Initially, the ASIC-resistant feature of the network owed itself to a modified version of CryptoNight (a PoW algorithm) that was frequently adjusted to prevent ASIC mining. However, since December 2019, RandomX has replaced CryptoNight. Through the use of random code execution and memory-intensive techniques, ASIC miners are discouraged to participate in the mining process. In addition, GPUs have also been penalized since the network upgrade. Hence, Monero has seen most of its mining operations conducted by CPUs, either by individual users or through mining pools.
In 2014, Fluffypony (Riccardo Spagni) established the first Monero Core team, consisting of seven community members from the previous BitMonero project.

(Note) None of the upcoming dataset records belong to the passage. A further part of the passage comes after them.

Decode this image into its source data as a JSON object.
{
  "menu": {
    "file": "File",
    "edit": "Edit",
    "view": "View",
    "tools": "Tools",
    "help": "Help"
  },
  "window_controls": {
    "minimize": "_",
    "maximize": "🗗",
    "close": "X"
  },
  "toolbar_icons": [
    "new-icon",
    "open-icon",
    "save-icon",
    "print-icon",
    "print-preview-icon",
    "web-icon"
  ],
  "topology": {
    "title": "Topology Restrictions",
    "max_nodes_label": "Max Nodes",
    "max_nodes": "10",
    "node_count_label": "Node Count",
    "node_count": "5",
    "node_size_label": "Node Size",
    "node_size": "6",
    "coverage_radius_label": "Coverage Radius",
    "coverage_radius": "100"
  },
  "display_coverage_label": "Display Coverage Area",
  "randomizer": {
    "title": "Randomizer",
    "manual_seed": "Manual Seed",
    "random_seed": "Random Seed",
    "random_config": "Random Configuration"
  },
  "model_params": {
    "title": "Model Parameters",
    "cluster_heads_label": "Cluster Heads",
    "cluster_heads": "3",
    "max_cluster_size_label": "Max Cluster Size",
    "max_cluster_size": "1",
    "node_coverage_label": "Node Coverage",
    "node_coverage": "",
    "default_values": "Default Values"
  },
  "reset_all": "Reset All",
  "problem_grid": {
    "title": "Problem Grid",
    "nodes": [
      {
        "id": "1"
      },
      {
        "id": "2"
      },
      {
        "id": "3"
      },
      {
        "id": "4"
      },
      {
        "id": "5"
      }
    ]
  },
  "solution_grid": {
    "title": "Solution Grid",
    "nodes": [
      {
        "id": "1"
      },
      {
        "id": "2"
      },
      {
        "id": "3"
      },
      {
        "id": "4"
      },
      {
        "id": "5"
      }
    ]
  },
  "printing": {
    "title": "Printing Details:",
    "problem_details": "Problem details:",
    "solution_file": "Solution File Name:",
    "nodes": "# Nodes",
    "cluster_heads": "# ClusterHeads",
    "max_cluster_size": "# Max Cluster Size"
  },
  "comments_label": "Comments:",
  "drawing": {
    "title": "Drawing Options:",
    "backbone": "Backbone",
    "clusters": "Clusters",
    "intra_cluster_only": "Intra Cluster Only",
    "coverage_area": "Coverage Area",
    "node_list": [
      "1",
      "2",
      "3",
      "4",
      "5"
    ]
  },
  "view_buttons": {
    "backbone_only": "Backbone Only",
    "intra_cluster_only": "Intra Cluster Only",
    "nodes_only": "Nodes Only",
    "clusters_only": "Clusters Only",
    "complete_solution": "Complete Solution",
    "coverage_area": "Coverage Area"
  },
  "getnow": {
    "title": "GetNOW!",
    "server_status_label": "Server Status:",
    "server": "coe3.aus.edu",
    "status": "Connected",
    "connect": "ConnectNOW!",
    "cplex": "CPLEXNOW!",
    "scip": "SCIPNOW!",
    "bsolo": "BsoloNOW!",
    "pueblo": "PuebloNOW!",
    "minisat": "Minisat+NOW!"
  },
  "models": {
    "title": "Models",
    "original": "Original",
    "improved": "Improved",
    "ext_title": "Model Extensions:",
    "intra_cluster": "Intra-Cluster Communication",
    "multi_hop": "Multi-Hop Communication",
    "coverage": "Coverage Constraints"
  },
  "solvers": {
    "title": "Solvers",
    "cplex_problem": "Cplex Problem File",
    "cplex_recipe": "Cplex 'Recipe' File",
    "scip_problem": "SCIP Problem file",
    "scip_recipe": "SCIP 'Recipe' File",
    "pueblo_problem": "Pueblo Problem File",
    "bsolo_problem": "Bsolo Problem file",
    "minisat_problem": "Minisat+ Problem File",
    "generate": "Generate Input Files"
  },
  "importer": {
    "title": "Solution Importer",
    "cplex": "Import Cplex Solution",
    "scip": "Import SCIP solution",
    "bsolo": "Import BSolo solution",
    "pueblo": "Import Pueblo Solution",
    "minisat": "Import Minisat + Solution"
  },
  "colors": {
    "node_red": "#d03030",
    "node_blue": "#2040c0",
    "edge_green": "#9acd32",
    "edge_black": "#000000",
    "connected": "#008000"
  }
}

In December 2019, Fluffypony (Riccardo Spagni), Monero's lead maintainer stepped down from the project.
Currently, Monero is community-oriented with more than 30 active core developers, supported by community developers along with a research lab (named Monero’s Research Lab).
Current known investors of Monero include Advance. Fund, Astronaut Capital, Asymmetry Asset Management, Block Ventures, Boost VC, CypherMines, Electric Capital, Galaxy Digital, LuneX Ventures, Myriad Capital Management, PECUNIO Cryptocurrency Fund, Parallax Digital, Solidum Capital, and The Hive Index.